Martha Kapos, Poetry Co-editor, was born in America, read Classics at Harvard, then came to study painting and art history at the Chelsea College of Art. She taught there, lecturing and writing on art history and poetry until 2001, when she joined Poetry London. Her first poetry publication was a pamphlet from The Many Press in 1989. She won a Hawthornden Fellowship in 1994 and in 2000 was shortlisted for Poetry Review’s Geoffrey Dearmer ‘New Poet of the Year’ Award. Her poems have been published in Agenda, Thumbscrew, Poetry London, Poetry Review, Rialto, and The Times Literary Supplement. Her first collection, My Nights in Cupid’s Palace (Enitharmon, 2003) was a Poetry Book Society Special Commendation and won the Jerwood Aldeburgh Prize for Best First Collection. Her second collection, Supreme Being (Enitharmon, 2008), and third collection, The Likeness (Enitharmon, 2014), both received Poetry Book Society Recommendations.
Dai George is a poet, critic and editor from Cardiff. His first collection, The Claims Office (Seren, 2013), was an Evening Standard book of the year, and his poetry has been widely published in magazines and anthologies such as Poetry Review, Boston Review, The Guardian Online, The White Review and The Salt Book of Younger Poets.

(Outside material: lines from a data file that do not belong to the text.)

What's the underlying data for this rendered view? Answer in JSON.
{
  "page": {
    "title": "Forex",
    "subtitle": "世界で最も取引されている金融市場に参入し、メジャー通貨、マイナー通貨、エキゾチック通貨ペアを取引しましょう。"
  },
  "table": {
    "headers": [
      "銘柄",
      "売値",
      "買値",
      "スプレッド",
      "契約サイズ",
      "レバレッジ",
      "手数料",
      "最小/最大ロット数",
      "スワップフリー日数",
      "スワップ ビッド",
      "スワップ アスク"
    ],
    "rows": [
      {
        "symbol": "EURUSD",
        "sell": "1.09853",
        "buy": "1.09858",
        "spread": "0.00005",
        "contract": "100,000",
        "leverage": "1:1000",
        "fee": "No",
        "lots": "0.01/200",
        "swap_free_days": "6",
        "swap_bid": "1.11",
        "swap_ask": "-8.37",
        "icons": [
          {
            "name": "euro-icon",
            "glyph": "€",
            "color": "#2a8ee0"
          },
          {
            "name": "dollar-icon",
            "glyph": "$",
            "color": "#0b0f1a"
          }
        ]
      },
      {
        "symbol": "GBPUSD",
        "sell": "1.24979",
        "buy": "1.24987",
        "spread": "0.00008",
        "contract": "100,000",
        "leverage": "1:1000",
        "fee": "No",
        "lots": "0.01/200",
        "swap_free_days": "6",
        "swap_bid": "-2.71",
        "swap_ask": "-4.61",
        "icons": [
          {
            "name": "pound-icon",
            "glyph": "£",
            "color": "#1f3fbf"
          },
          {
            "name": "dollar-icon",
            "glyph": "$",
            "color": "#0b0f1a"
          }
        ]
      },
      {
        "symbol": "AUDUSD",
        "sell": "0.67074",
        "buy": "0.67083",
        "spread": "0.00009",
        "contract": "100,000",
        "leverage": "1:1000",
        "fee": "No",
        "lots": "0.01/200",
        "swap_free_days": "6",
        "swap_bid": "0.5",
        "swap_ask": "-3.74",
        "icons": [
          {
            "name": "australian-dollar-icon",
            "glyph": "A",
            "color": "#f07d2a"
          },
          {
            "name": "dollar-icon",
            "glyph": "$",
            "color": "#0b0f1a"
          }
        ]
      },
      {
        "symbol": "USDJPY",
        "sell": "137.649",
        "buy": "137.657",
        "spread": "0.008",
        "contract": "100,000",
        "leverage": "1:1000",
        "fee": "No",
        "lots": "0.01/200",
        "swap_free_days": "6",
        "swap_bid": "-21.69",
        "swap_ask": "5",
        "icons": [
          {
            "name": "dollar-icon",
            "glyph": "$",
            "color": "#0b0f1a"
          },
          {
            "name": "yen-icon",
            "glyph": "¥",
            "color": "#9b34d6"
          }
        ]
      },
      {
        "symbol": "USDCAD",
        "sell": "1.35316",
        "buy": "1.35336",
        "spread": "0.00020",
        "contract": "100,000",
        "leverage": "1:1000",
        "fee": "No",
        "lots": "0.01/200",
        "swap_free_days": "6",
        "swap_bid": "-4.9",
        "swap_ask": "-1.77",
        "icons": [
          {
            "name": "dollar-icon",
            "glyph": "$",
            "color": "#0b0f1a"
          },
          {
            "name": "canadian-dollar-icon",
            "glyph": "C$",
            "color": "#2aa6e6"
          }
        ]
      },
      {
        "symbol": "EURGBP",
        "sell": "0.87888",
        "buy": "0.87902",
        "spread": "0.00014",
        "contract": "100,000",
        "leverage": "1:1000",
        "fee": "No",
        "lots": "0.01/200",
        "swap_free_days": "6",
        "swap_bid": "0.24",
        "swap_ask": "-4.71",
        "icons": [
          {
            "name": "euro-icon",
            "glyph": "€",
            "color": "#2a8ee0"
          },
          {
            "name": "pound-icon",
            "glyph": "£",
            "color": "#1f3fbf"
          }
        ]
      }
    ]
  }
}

Since 2014 he has edited the online poetry journal Prac Crit with its founding editor Sarah Howe and Vidyan Ravinthiran. He is currently completing a PhD on twentieth-century poetry and syntax at University College London, where he also teaches.
Martha Sprackland is editor at Offord Road Books and a founding editor of multilingual arts zine La Errante. She was previously assistant poetry editor at Faber, and before that was co-founder of Cake poetry magazine. Her own poetry has appeared in the London Review of Books, Poetry London, Poetry Review and many other places, and she writes a regular poetry and fiction review column for Five Dials. A pamphlet, Glass As Broken Glass, was published by Rack Press in 2017, and a non-fiction book on sharks is forthcoming. She is a poet-in-residence for Caught by the River.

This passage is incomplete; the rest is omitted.